The family of Heman Sweatt, the plaintiff in the landmark case, Sweatt v. Painter, 339 U.S. 629 (1950), emphasized legal and social history. In Sweatt, the Court ordered the admission of the plaintiff, a black man qualified for admission to UT's Law School but denied entry on account of race, on grounds that his exclusion violated the Equal Protection Clause. (Heman Sweat can be seen on the right, on the cover of Gary Lavergne's Before Brown, noted earlier here and here).

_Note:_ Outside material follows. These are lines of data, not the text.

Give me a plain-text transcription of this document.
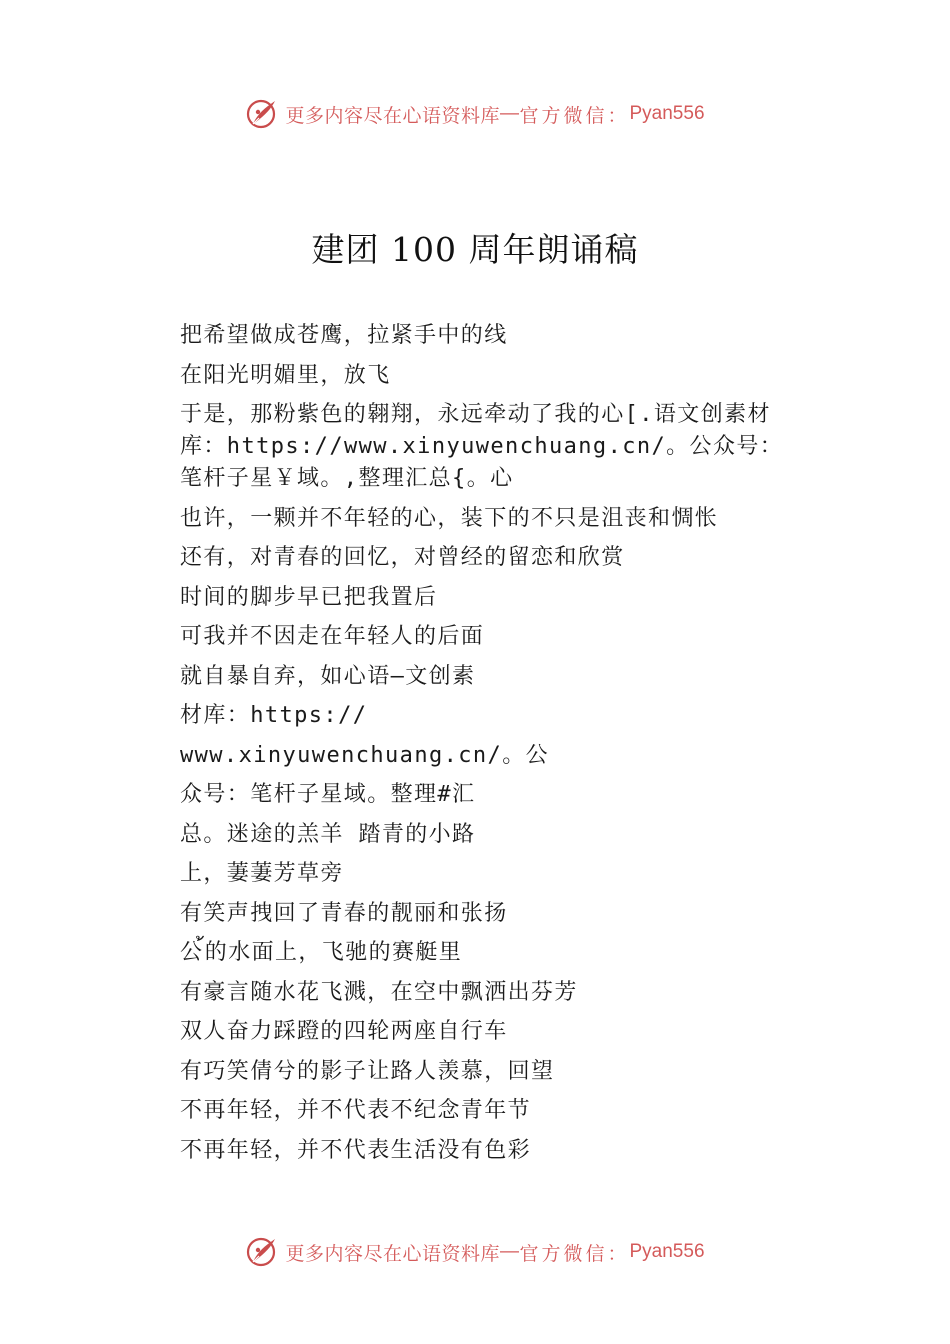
更多内容尽在心语资料库 — 官方微信： Pyan556
建团 100 周年朗诵稿
把希望做成苍鹰，拉紧手中的线
在阳光明媚里，放飞
于是，那粉紫色的翱翔，永远牵动了我的心[.语文创素材库：https://www.xinyuwenchuang.cn/。公众号：笔杆子星￥域。,整理汇总{。心
也许，一颗并不年轻的心，装下的不只是沮丧和惆怅
还有，对青春的回忆，对曾经的留恋和欣赏
时间的脚步早已把我置后
可我并不因走在年轻人的后面
就自暴自弃，如心语—文创素
材库：https://
www.xinyuwenchuang.cn/。公
众号：笔杆子星域。整理#汇
总。迷途的羔羊 踏青的小路
上，萋萋芳草旁
有笑声拽回了青春的靓丽和张扬
公้的水面上，飞驰的赛艇里
有豪言随水花飞溅，在空中飘洒出芬芳
双人奋力踩蹬的四轮两座自行车
有巧笑倩兮的影子让路人羡慕，回望
不再年轻，并不代表不纪念青年节
不再年轻，并不代表生活没有色彩
更多内容尽在心语资料库 — 官方微信： Pyan556
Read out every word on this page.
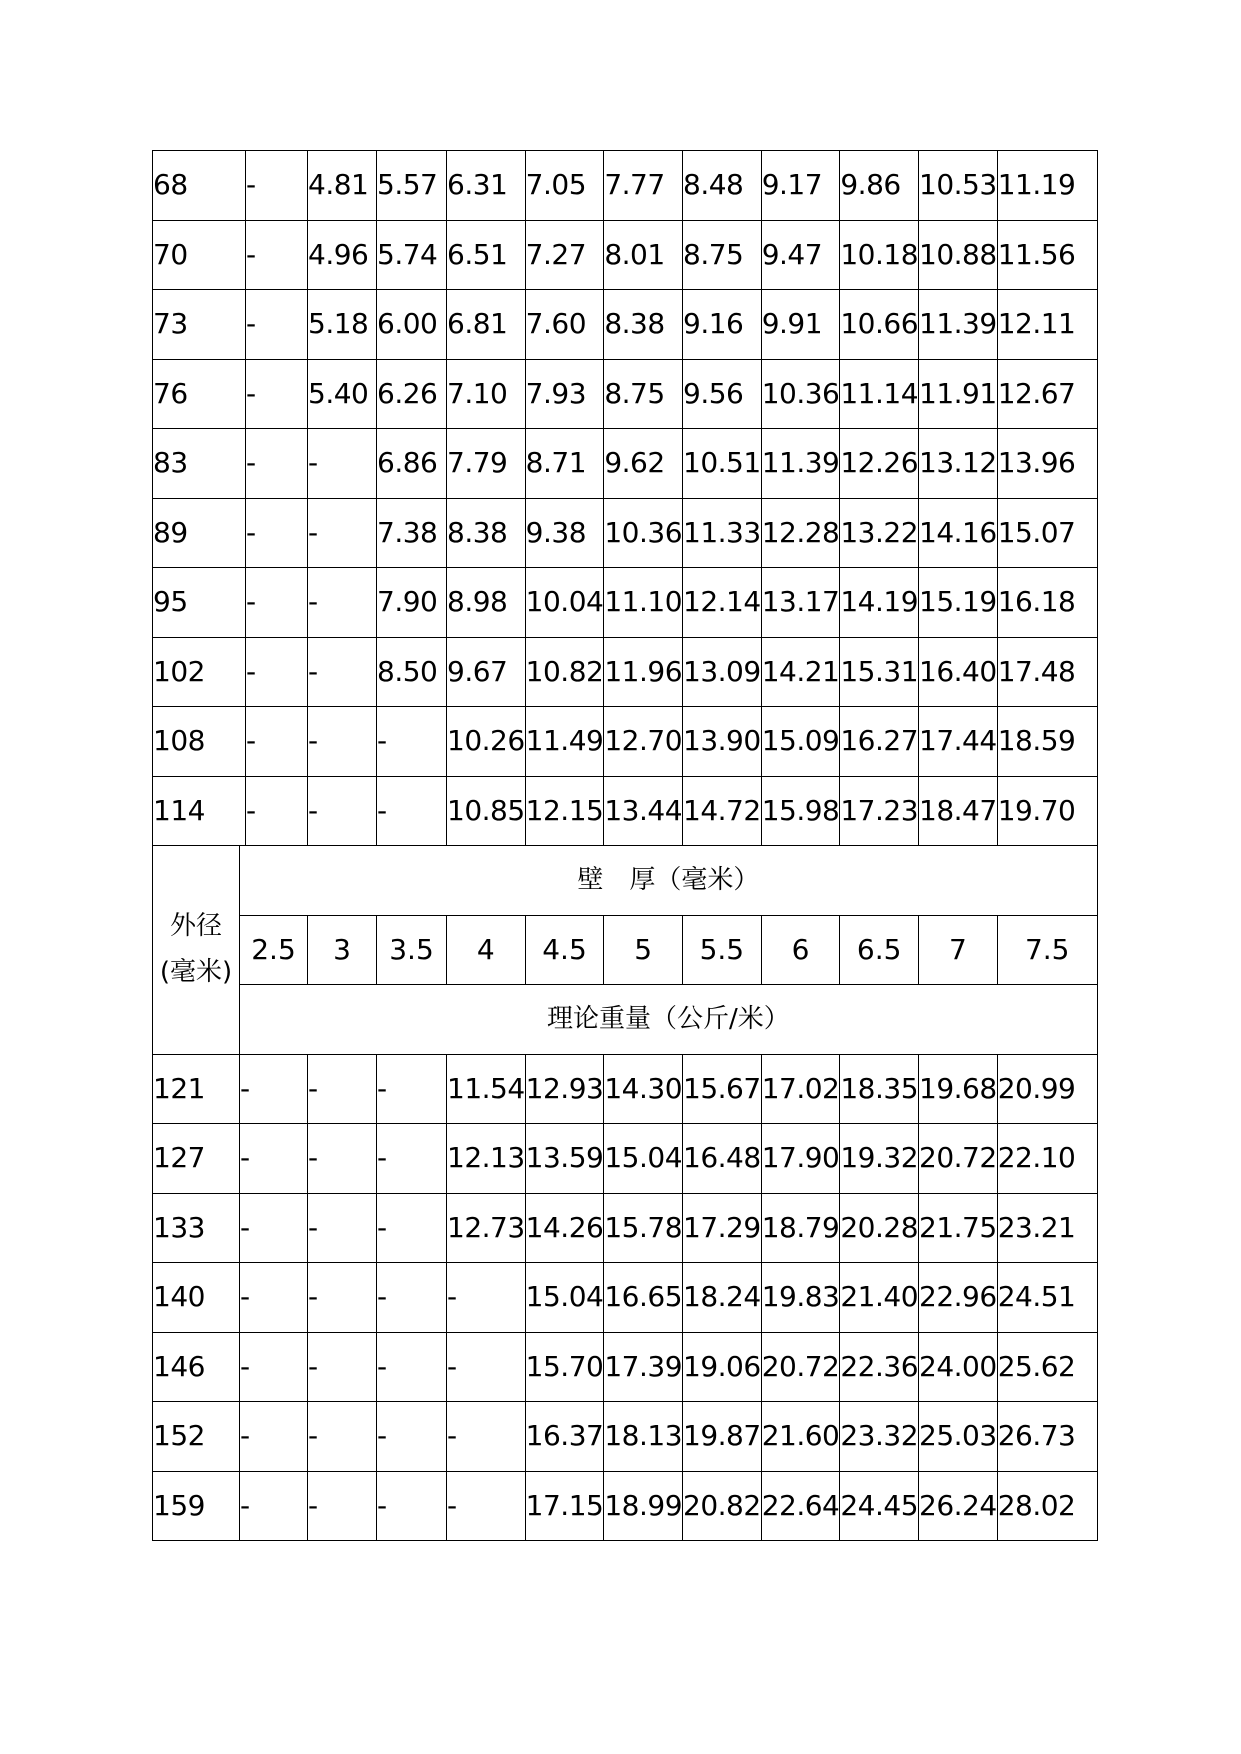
68		-	4.81	5.57	6.31	7.05	7.77	8.48	9.17	9.86	10.53	11.19
70		-	4.96	5.74	6.51	7.27	8.01	8.75	9.47	10.18	10.88	11.56
73		-	5.18	6.00	6.81	7.60	8.38	9.16	9.91	10.66	11.39	12.11
76		-	5.40	6.26	7.10	7.93	8.75	9.56	10.36	11.14	11.91	12.67
83		-	-	6.86	7.79	8.71	9.62	10.51	11.39	12.26	13.12	13.96
89		-	-	7.38	8.38	9.38	10.36	11.33	12.28	13.22	14.16	15.07
95		-	-	7.90	8.98	10.04	11.10	12.14	13.17	14.19	15.19	16.18
102		-	-	8.50	9.67	10.82	11.96	13.09	14.21	15.31	16.40	17.48
108		-	-	-	10.26	11.49	12.70	13.90	15.09	16.27	17.44	18.59
114		-	-	-	10.85	12.15	13.44	14.72	15.98	17.23	18.47	19.70
外径
(毫米)	壁　厚（毫米）											
	2.5		3	3.5	4	4.5	5	5.5	6	6.5	7	7.5
	理论重量（公斤/米）											
121	-		-	-	11.54	12.93	14.30	15.67	17.02	18.35	19.68	20.99
127	-		-	-	12.13	13.59	15.04	16.48	17.90	19.32	20.72	22.10
133	-		-	-	12.73	14.26	15.78	17.29	18.79	20.28	21.75	23.21
140	-		-	-	-	15.04	16.65	18.24	19.83	21.40	22.96	24.51
146	-		-	-	-	15.70	17.39	19.06	20.72	22.36	24.00	25.62
152	-		-	-	-	16.37	18.13	19.87	21.60	23.32	25.03	26.73
159	-		-	-	-	17.15	18.99	20.82	22.64	24.45	26.24	28.02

The Sweatt family's brief begins:
Amici curiae are the daughter and nephews of Heman Marion Sweatt, who in 1946 was denied admission to The University of Texas Law School for one reason: “the fact that he is a negro.” Texas law forbade UT from considering any of his other qualities: not his intelligence, not his determination, not the grit he gained living under and fighting Jim Crow. ...
Today, UT honors the legacy of Heman Sweatt in many ways, none more important than its commit-ment to creating a genuinely diverse student body. It does so through an admissions policy that considers (to the extent allowed by the Texas Top Ten Percent Law, which depends on secondary-school segregation to increase minority enrollment) all aspects of an applicant’s character – including, in part, how that character has been shaped by race.
The Sweatt Family submits this brief to recount Heman Sweatt’s story in the context of Texas’s long and continuing history of segregation in education and to support UT’s use of a holistic admissions policy as a narrowly tailored means of fulfilling its mission to prepare students to engage and lead Texas’s diverse society.
The Sweatts' brief is available here.
Another brief, which I authored, along with my colleague, Lani Guinier, places the constitutional issues in Fisher in historical context. The brief begins:
Fisher v. Texas is unlike any affirmative action case this Court has ever confronted. For the very first time in history, the U.S. Supreme Court is asked to rule on the constitutionality of an admissions program designed to increase racial diversity at a university located in a southern state—Texas.
The history of Texas and of the University of Texas (“UT”) distinguishes the present case from DeFunis v. Odegaard, 416 U.S. 312 (1974), Regents of the University of California v. Bakke, 438 U.S. 265 (1978), and Grutter v. Bollinger, 539 U.S. 306 (2003). The aforementioned cases all involved universities located in the North or West that lacked a history of state-mandated segregation. Fisher arises out of a profoundly different context.This brief, field on behalf of our client, the Advancement Project, can be found here. (All briefs in the case are available here). For those interested in my views on historians as amicus filers, see my earlier post, "Say Something Historical." My expertise in legal history is not the sole influence on my take on Fisher, however. I also teach and write in the areas of constitutional and education law; my views about Fisher and willingness to represent a client in the case also are informed by my work in those two areas. In fact, at the invitation of the Vanderbilt Law Review, I wrote a Supreme Court preview essay about Fisher. That essay, available here, does not mention history at all; instead, it focuses on constitutional law and education policy.
The U.S. Supreme Court will hear arguments in Fisher in its upcoming term.